Не бойтесь, хотя, вам не нужно повторно запустить Logstash на сырье логов, вы можете просто заново индексировать ES документов, используя elasticsearch input плагина и elasticsearch output плагина и лавируя в geoip filter между ними для того, для преобразования поля IP в поле geoip.

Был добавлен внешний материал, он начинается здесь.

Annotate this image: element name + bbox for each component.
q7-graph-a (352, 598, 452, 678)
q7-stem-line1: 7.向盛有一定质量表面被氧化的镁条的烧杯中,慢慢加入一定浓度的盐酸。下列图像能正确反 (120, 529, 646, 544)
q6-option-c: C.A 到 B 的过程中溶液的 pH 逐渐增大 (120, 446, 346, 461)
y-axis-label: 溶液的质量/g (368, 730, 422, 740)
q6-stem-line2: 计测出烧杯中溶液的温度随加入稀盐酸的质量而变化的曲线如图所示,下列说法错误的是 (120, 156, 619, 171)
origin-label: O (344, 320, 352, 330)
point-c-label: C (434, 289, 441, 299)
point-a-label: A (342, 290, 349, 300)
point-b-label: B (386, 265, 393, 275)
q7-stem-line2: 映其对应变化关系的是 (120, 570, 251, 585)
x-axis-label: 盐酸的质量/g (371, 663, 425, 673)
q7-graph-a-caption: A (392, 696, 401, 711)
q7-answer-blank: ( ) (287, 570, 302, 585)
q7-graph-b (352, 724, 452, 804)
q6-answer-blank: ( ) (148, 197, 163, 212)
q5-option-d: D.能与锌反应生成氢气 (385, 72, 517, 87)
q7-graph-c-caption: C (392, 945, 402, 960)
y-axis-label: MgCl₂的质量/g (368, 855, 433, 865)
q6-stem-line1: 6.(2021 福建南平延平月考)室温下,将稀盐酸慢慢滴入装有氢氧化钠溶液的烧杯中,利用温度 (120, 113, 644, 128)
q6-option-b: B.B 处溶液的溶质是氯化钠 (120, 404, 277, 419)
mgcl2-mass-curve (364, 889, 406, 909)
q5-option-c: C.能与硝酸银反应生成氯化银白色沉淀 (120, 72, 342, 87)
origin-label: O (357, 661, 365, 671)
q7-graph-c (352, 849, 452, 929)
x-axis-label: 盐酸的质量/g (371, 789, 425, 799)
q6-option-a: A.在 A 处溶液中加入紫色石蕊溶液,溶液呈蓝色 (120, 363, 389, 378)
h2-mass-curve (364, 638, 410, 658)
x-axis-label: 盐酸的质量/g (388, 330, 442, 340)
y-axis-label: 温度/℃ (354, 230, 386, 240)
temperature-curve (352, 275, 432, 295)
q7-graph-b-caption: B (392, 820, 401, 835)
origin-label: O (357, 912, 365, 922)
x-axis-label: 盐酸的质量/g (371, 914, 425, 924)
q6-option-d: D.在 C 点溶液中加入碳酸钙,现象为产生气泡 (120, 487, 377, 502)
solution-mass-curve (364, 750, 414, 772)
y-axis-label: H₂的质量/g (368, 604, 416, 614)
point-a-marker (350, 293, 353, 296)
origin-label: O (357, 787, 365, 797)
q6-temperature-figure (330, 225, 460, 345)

Поскольку вы не можете изменить отображение текущего поля IP от string до geo_point, нам необходимо убедиться, что ваш индекс готов к глотанию данных GeoIP. Сначала проверьте следующую команду, если ваш индекс уже содержит поле geoip в вашем сопоставлении (которое было бы создано Logstash с использованием стандартного стандартного шаблона logstash-*).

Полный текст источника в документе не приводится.